Ainda é raro um jornal cubano sugerir que o Partido Comunista cometeu um erro. Ou o principal ideólogo do partido renunciar ao sigilo governamental. Ou um astro da música, apresentando-se em um show oficial, pedir liberdade para votar e para fumar maconha.
Mas esses gestos de abertura estão se tornando mais comuns.
"Há mais espaço para o debate", disse Armando Chaguaceda, cientista político e blogueiro cubano que vive no México. "As pessoas estão mais francas e abertas."
Grande parte disso se explica pelo estilo do presidente Raúl Castro, segundo Carlos Alberto Pérez, que se descreve como um blogueiro "revolucionário". Desde que Castro sucedeu a seu irmão, Fidel, em 2006, ele convidou os cubanos a dar suas opiniões sobre a economia e pediu que a mídia dirigida pelo Estado fosse mais incisiva.
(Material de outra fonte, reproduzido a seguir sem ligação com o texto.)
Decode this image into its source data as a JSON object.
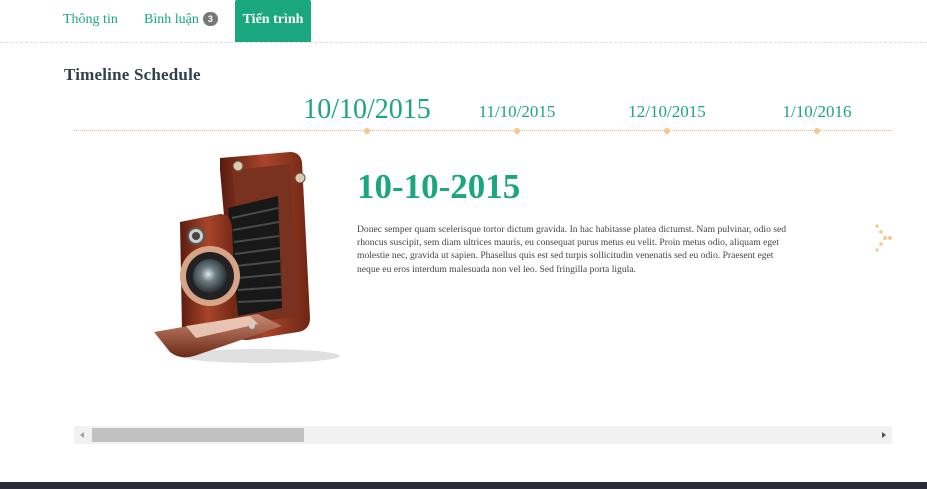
{
  "tabs": [
    {
      "label": "Thông tin"
    },
    {
      "label": "Bình luận",
      "badge": "3"
    },
    {
      "label": "Tiến trình",
      "active": true
    }
  ],
  "section_title": "Timeline Schedule",
  "timeline": {
    "dates": [
      "10/10/2015",
      "11/10/2015",
      "12/10/2015",
      "1/10/2016"
    ],
    "selected_index": 0
  },
  "event": {
    "title": "10-10-2015",
    "body": "Donec semper quam scelerisque tortor dictum gravida. In hac habitasse platea dictumst. Nam pulvinar, odio sed rhoncus suscipit, sem diam ultrices mauris, eu consequat purus metus eu velit. Proin metus odio, aliquam eget molestie nec, gravida ut sapien. Phasellus quis est sed turpis sollicitudin venenatis sed eu odio. Praesent eget neque eu eros interdum malesuada non vel leo. Sed fringilla porta ligula.",
    "image_icon": "vintage-camera-icon"
  },
  "icons": {
    "next": "next-arrow-icon"
  },
  "colors": {
    "accent": "#1aa67f",
    "timeline_dot": "#f6c68b",
    "title": "#2f3f4f",
    "footer": "#2b2b3a"
  }
}
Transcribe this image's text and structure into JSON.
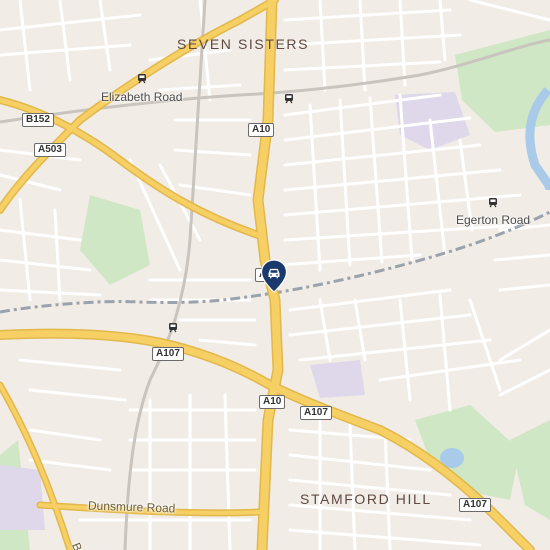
{
  "map": {
    "districts": {
      "seven_sisters": "SEVEN SISTERS",
      "stamford_hill": "STAMFORD HILL"
    },
    "places": {
      "elizabeth_road": "Elizabeth Road",
      "egerton_road": "Egerton Road"
    },
    "streets": {
      "dunsmure_road": "Dunsmure Road"
    },
    "road_shields": {
      "b152": "B152",
      "a503": "A503",
      "a10_north": "A10",
      "a10_center": "A10",
      "a107_west": "A107",
      "a10_south": "A10",
      "a107_center": "A107",
      "a107_east": "A107"
    },
    "edge_label": "B",
    "marker": {
      "icon": "car-icon"
    },
    "colors": {
      "land": "#f1ece6",
      "block": "#e8e0d8",
      "minor_road": "#ffffff",
      "major_road": "#f6cf65",
      "park": "#cfe7c4",
      "water": "#a9cbe9",
      "rail": "#9aa3ad",
      "marker": "#1a3a6e"
    }
  }
}
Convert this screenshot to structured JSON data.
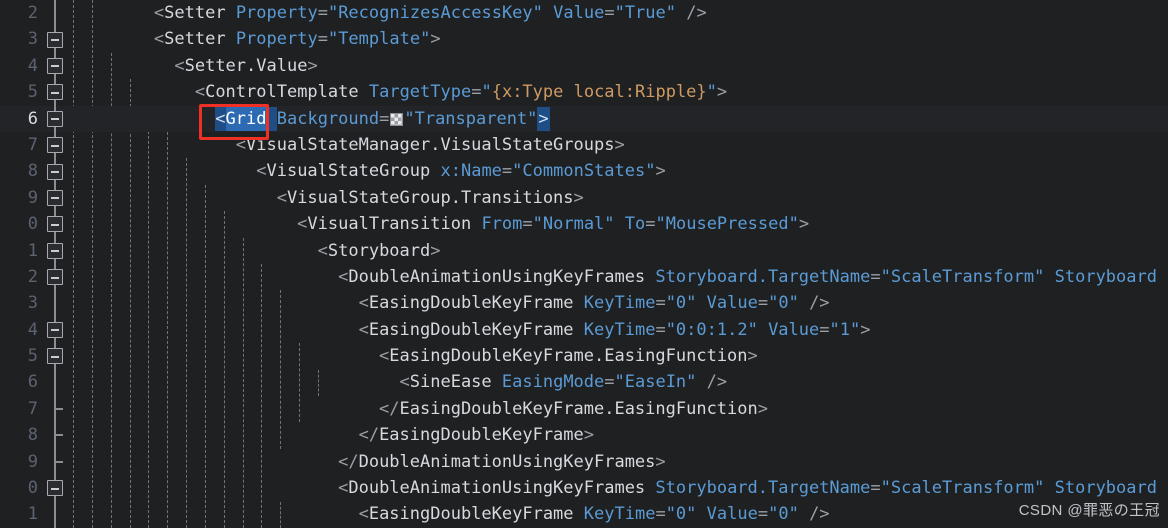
{
  "editor": {
    "language": "XAML",
    "background_color": "#1f2022",
    "current_line": 6,
    "watermark": "CSDN @罪恶の王冠",
    "annotation": {
      "shape": "rectangle",
      "color": "#ee3124",
      "target": "Grid"
    },
    "selection": {
      "text": "Grid",
      "color": "#2d6ab4"
    },
    "swatch_value": "Transparent"
  },
  "lines": [
    {
      "number": "2",
      "fold": "none",
      "indent_guides": 2,
      "tokens": [
        {
          "t": "        ",
          "c": "plain"
        },
        {
          "t": "<",
          "c": "brk"
        },
        {
          "t": "Setter",
          "c": "tag"
        },
        {
          "t": " ",
          "c": "plain"
        },
        {
          "t": "Property",
          "c": "attr"
        },
        {
          "t": "=",
          "c": "eq"
        },
        {
          "t": "\"RecognizesAccessKey\"",
          "c": "str"
        },
        {
          "t": " ",
          "c": "plain"
        },
        {
          "t": "Value",
          "c": "attr"
        },
        {
          "t": "=",
          "c": "eq"
        },
        {
          "t": "\"True\"",
          "c": "str"
        },
        {
          "t": " ",
          "c": "plain"
        },
        {
          "t": "/>",
          "c": "brk"
        }
      ]
    },
    {
      "number": "3",
      "fold": "box",
      "indent_guides": 2,
      "tokens": [
        {
          "t": "        ",
          "c": "plain"
        },
        {
          "t": "<",
          "c": "brk"
        },
        {
          "t": "Setter",
          "c": "tag"
        },
        {
          "t": " ",
          "c": "plain"
        },
        {
          "t": "Property",
          "c": "attr"
        },
        {
          "t": "=",
          "c": "eq"
        },
        {
          "t": "\"Template\"",
          "c": "str"
        },
        {
          "t": ">",
          "c": "brk"
        }
      ]
    },
    {
      "number": "4",
      "fold": "box",
      "indent_guides": 3,
      "tokens": [
        {
          "t": "          ",
          "c": "plain"
        },
        {
          "t": "<",
          "c": "brk"
        },
        {
          "t": "Setter.Value",
          "c": "tag"
        },
        {
          "t": ">",
          "c": "brk"
        }
      ]
    },
    {
      "number": "5",
      "fold": "box",
      "indent_guides": 4,
      "tokens": [
        {
          "t": "            ",
          "c": "plain"
        },
        {
          "t": "<",
          "c": "brk"
        },
        {
          "t": "ControlTemplate",
          "c": "tag"
        },
        {
          "t": " ",
          "c": "plain"
        },
        {
          "t": "TargetType",
          "c": "attr"
        },
        {
          "t": "=",
          "c": "eq"
        },
        {
          "t": "\"",
          "c": "q"
        },
        {
          "t": "{x:Type local:Ripple}",
          "c": "markup"
        },
        {
          "t": "\"",
          "c": "q"
        },
        {
          "t": ">",
          "c": "brk"
        }
      ]
    },
    {
      "number": "6",
      "fold": "box",
      "current": true,
      "indent_guides": 5,
      "tokens": [
        {
          "t": "              ",
          "c": "plain"
        },
        {
          "t": "<",
          "c": "sel-lt"
        },
        {
          "t": "Grid",
          "c": "sel"
        },
        {
          "t": " ",
          "c": "sel-lt"
        },
        {
          "t": "Background",
          "c": "attr"
        },
        {
          "t": "=",
          "c": "eq"
        },
        {
          "t": "SWATCH",
          "c": "swatch"
        },
        {
          "t": "\"Transparent\"",
          "c": "str"
        },
        {
          "t": ">",
          "c": "brkmatch"
        }
      ]
    },
    {
      "number": "7",
      "fold": "box",
      "indent_guides": 6,
      "tokens": [
        {
          "t": "                ",
          "c": "plain"
        },
        {
          "t": "<",
          "c": "brk"
        },
        {
          "t": "VisualStateManager.VisualStateGroups",
          "c": "tag"
        },
        {
          "t": ">",
          "c": "brk"
        }
      ]
    },
    {
      "number": "8",
      "fold": "box",
      "indent_guides": 7,
      "tokens": [
        {
          "t": "                  ",
          "c": "plain"
        },
        {
          "t": "<",
          "c": "brk"
        },
        {
          "t": "VisualStateGroup",
          "c": "tag"
        },
        {
          "t": " ",
          "c": "plain"
        },
        {
          "t": "x:Name",
          "c": "attr"
        },
        {
          "t": "=",
          "c": "eq"
        },
        {
          "t": "\"CommonStates\"",
          "c": "str"
        },
        {
          "t": ">",
          "c": "brk"
        }
      ]
    },
    {
      "number": "9",
      "fold": "box",
      "indent_guides": 8,
      "tokens": [
        {
          "t": "                    ",
          "c": "plain"
        },
        {
          "t": "<",
          "c": "brk"
        },
        {
          "t": "VisualStateGroup.Transitions",
          "c": "tag"
        },
        {
          "t": ">",
          "c": "brk"
        }
      ]
    },
    {
      "number": "0",
      "fold": "box",
      "indent_guides": 9,
      "tokens": [
        {
          "t": "                      ",
          "c": "plain"
        },
        {
          "t": "<",
          "c": "brk"
        },
        {
          "t": "VisualTransition",
          "c": "tag"
        },
        {
          "t": " ",
          "c": "plain"
        },
        {
          "t": "From",
          "c": "attr"
        },
        {
          "t": "=",
          "c": "eq"
        },
        {
          "t": "\"Normal\"",
          "c": "str"
        },
        {
          "t": " ",
          "c": "plain"
        },
        {
          "t": "To",
          "c": "attr"
        },
        {
          "t": "=",
          "c": "eq"
        },
        {
          "t": "\"MousePressed\"",
          "c": "str"
        },
        {
          "t": ">",
          "c": "brk"
        }
      ]
    },
    {
      "number": "1",
      "fold": "box",
      "indent_guides": 10,
      "tokens": [
        {
          "t": "                        ",
          "c": "plain"
        },
        {
          "t": "<",
          "c": "brk"
        },
        {
          "t": "Storyboard",
          "c": "tag"
        },
        {
          "t": ">",
          "c": "brk"
        }
      ]
    },
    {
      "number": "2",
      "fold": "box",
      "indent_guides": 11,
      "tokens": [
        {
          "t": "                          ",
          "c": "plain"
        },
        {
          "t": "<",
          "c": "brk"
        },
        {
          "t": "DoubleAnimationUsingKeyFrames",
          "c": "tag"
        },
        {
          "t": " ",
          "c": "plain"
        },
        {
          "t": "Storyboard.TargetName",
          "c": "attr"
        },
        {
          "t": "=",
          "c": "eq"
        },
        {
          "t": "\"ScaleTransform\"",
          "c": "str"
        },
        {
          "t": " ",
          "c": "plain"
        },
        {
          "t": "Storyboard",
          "c": "attr"
        }
      ]
    },
    {
      "number": "3",
      "fold": "none",
      "indent_guides": 12,
      "tokens": [
        {
          "t": "                            ",
          "c": "plain"
        },
        {
          "t": "<",
          "c": "brk"
        },
        {
          "t": "EasingDoubleKeyFrame",
          "c": "tag"
        },
        {
          "t": " ",
          "c": "plain"
        },
        {
          "t": "KeyTime",
          "c": "attr"
        },
        {
          "t": "=",
          "c": "eq"
        },
        {
          "t": "\"0\"",
          "c": "str"
        },
        {
          "t": " ",
          "c": "plain"
        },
        {
          "t": "Value",
          "c": "attr"
        },
        {
          "t": "=",
          "c": "eq"
        },
        {
          "t": "\"0\"",
          "c": "str"
        },
        {
          "t": " ",
          "c": "plain"
        },
        {
          "t": "/>",
          "c": "brk"
        }
      ]
    },
    {
      "number": "4",
      "fold": "box",
      "indent_guides": 12,
      "tokens": [
        {
          "t": "                            ",
          "c": "plain"
        },
        {
          "t": "<",
          "c": "brk"
        },
        {
          "t": "EasingDoubleKeyFrame",
          "c": "tag"
        },
        {
          "t": " ",
          "c": "plain"
        },
        {
          "t": "KeyTime",
          "c": "attr"
        },
        {
          "t": "=",
          "c": "eq"
        },
        {
          "t": "\"0:0:1.2\"",
          "c": "str"
        },
        {
          "t": " ",
          "c": "plain"
        },
        {
          "t": "Value",
          "c": "attr"
        },
        {
          "t": "=",
          "c": "eq"
        },
        {
          "t": "\"1\"",
          "c": "str"
        },
        {
          "t": ">",
          "c": "brk"
        }
      ]
    },
    {
      "number": "5",
      "fold": "box",
      "indent_guides": 13,
      "tokens": [
        {
          "t": "                              ",
          "c": "plain"
        },
        {
          "t": "<",
          "c": "brk"
        },
        {
          "t": "EasingDoubleKeyFrame.EasingFunction",
          "c": "tag"
        },
        {
          "t": ">",
          "c": "brk"
        }
      ]
    },
    {
      "number": "6",
      "fold": "none",
      "indent_guides": 14,
      "tokens": [
        {
          "t": "                                ",
          "c": "plain"
        },
        {
          "t": "<",
          "c": "brk"
        },
        {
          "t": "SineEase",
          "c": "tag"
        },
        {
          "t": " ",
          "c": "plain"
        },
        {
          "t": "EasingMode",
          "c": "attr"
        },
        {
          "t": "=",
          "c": "eq"
        },
        {
          "t": "\"EaseIn\"",
          "c": "str"
        },
        {
          "t": " ",
          "c": "plain"
        },
        {
          "t": "/>",
          "c": "brk"
        }
      ]
    },
    {
      "number": "7",
      "fold": "endtick",
      "indent_guides": 13,
      "tokens": [
        {
          "t": "                              ",
          "c": "plain"
        },
        {
          "t": "</",
          "c": "brk"
        },
        {
          "t": "EasingDoubleKeyFrame.EasingFunction",
          "c": "tag"
        },
        {
          "t": ">",
          "c": "brk"
        }
      ]
    },
    {
      "number": "8",
      "fold": "endtick",
      "indent_guides": 12,
      "tokens": [
        {
          "t": "                            ",
          "c": "plain"
        },
        {
          "t": "</",
          "c": "brk"
        },
        {
          "t": "EasingDoubleKeyFrame",
          "c": "tag"
        },
        {
          "t": ">",
          "c": "brk"
        }
      ]
    },
    {
      "number": "9",
      "fold": "endtick",
      "indent_guides": 11,
      "tokens": [
        {
          "t": "                          ",
          "c": "plain"
        },
        {
          "t": "</",
          "c": "brk"
        },
        {
          "t": "DoubleAnimationUsingKeyFrames",
          "c": "tag"
        },
        {
          "t": ">",
          "c": "brk"
        }
      ]
    },
    {
      "number": "0",
      "fold": "box",
      "indent_guides": 11,
      "tokens": [
        {
          "t": "                          ",
          "c": "plain"
        },
        {
          "t": "<",
          "c": "brk"
        },
        {
          "t": "DoubleAnimationUsingKeyFrames",
          "c": "tag"
        },
        {
          "t": " ",
          "c": "plain"
        },
        {
          "t": "Storyboard.TargetName",
          "c": "attr"
        },
        {
          "t": "=",
          "c": "eq"
        },
        {
          "t": "\"ScaleTransform\"",
          "c": "str"
        },
        {
          "t": " ",
          "c": "plain"
        },
        {
          "t": "Storyboard",
          "c": "attr"
        }
      ]
    },
    {
      "number": "1",
      "fold": "none",
      "indent_guides": 12,
      "tokens": [
        {
          "t": "                            ",
          "c": "plain"
        },
        {
          "t": "<",
          "c": "brk"
        },
        {
          "t": "EasingDoubleKeyFrame",
          "c": "tag"
        },
        {
          "t": " ",
          "c": "plain"
        },
        {
          "t": "KeyTime",
          "c": "attr"
        },
        {
          "t": "=",
          "c": "eq"
        },
        {
          "t": "\"0\"",
          "c": "str"
        },
        {
          "t": " ",
          "c": "plain"
        },
        {
          "t": "Value",
          "c": "attr"
        },
        {
          "t": "=",
          "c": "eq"
        },
        {
          "t": "\"0\"",
          "c": "str"
        },
        {
          "t": " ",
          "c": "plain"
        },
        {
          "t": "/>",
          "c": "brk"
        }
      ]
    }
  ]
}
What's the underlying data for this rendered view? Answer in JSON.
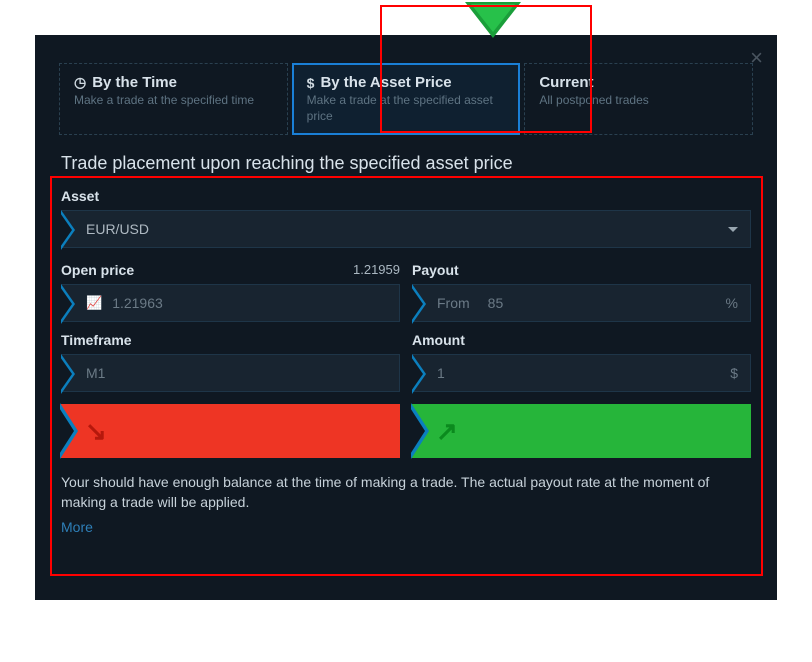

"A população de Cuba quer discutir, debater, ouvir e ser ouvida", disse Pérez, cujo site aborda questões que vão da dificuldade de conseguir cremar um corpo ao transporte público.
Em setembro, a Conferência dos Bispos Católicos fez um apelo ousado, embora oblíquo, por um sistema mais democrático, pedindo em uma carta pastoral uma "atualização" do modelo político e dizendo que Cuba deveria ser uma sociedade "plural".
Enquanto isso, a internet apesar de estar fora do alcance da maioria dos cubanos rompeu o monopólio da informação pelo Estado e permitiu um espectro de opiniões. Blogueiros escreveram sobre a má administração econômica, a timidez das mudanças, a corrupção, a burocracia e a passividade da mídia controlada pelo Estado.
Ainda há limites. Enquanto o governo prega franqueza, continua esmagando a oposição, e os que pisam na tênue linha entre crítica leal e dissidência correm o risco de ostracismo, perda do emprego, assédio ou cadeia.
A Comissão de Direitos Humanos e Reconciliação Nacional de Cuba, um grupo independente, disse que houve 761 prisões temporárias de dissidentes em novembro, um dos números mais altos dos últimos dois anos. Em outubro, cinco jornalistas independentes foram detidos durante vários dias pelo governo cubano, segundo a organização Repórteres Sem Fronteiras.
"É ambíguo", disse Chaguaceda, o cientista político. "Depende de quem você é, como você diz as coisas e onde você as diz."
No meio de um show televisionado em setembro, o cantor Robertico Carcassés surpreendeu o país ao pedir o direito de eleger o presidente, a legalização da maconha e a liberdade de informação.
Ainda mais chocante foi a reação das autoridades: depois de impedir Carcassés de se apresentar em locais de propriedade do Estado, o que significa a maioria deles, elas recuaram após Silvio Rodríguez, um famoso cantor revolucionário, defender o direito de seu colega de se expressar.
A mídia estatal adotou o que chama de "batalha contra o sigilo" e fez esforços para animar sua cobertura. Em setembro, o jornalismo televisivo estatal lançou um segmento, "Cuba Diz", em que os cubanos são entrevistados na rua sobre questões que incluem alcoolismo, problemas habitacionais e o alto preço das frutas e dos legumes.
Em outubro, o coronel Rolando Alfonso Borges, chefe de ideologia do Partido Comunista, disse a jornalistas que o partido rejeita o sigilo. No mês passado, Miguel Díaz Canel Bermúdez, primeiro vice-presidente do Conselho de Estado, reuniu-se com jornalistas nas províncias para lhes pedir que sejam mais polêmicos.
O jornal oficial do partido, "Granma", escreveu em novembro que a opinião pública parecia ser contra a recente proibição aos cinemas 3D particulares.
Os blogs conquistaram leitores de alto nível. O blog de tom reformista La Joven Cuba ficou bloqueado durante vários meses no ano passado depois que publicou artigos críticos.
Hoje em dia, porém, "encontramos com autoridades e elas nos dizem Oh, acabei de ler seu artigo", disse Harold Cárdenas Lema, 28, um dos fundadores do blog.
Alguns criticam as reformas como decorativas ou uma tática para atrair a dissidência interna.
Arturo López Levy, ex-analista de inteligência do governo cubano, diz que a pressão por uma mídia oficial mais crítica é, em parte, uma tentativa de controlar um debate que já acontece na mídia social e em outros lugares.
"Diante do desafio de um ambiente mais aberto, o governo prefere canalizar queixas e debates em seus próprios mecanismos", disse ele.
López Levy comparou a tarefa de pressionar por mudanças a partir de Cuba ao castigo de Sísifo, de rolar uma pedra montanha acima para vê-la rolar de volta à base. "Mas às vezes a pedra cai em uma posição diferente", admitiu.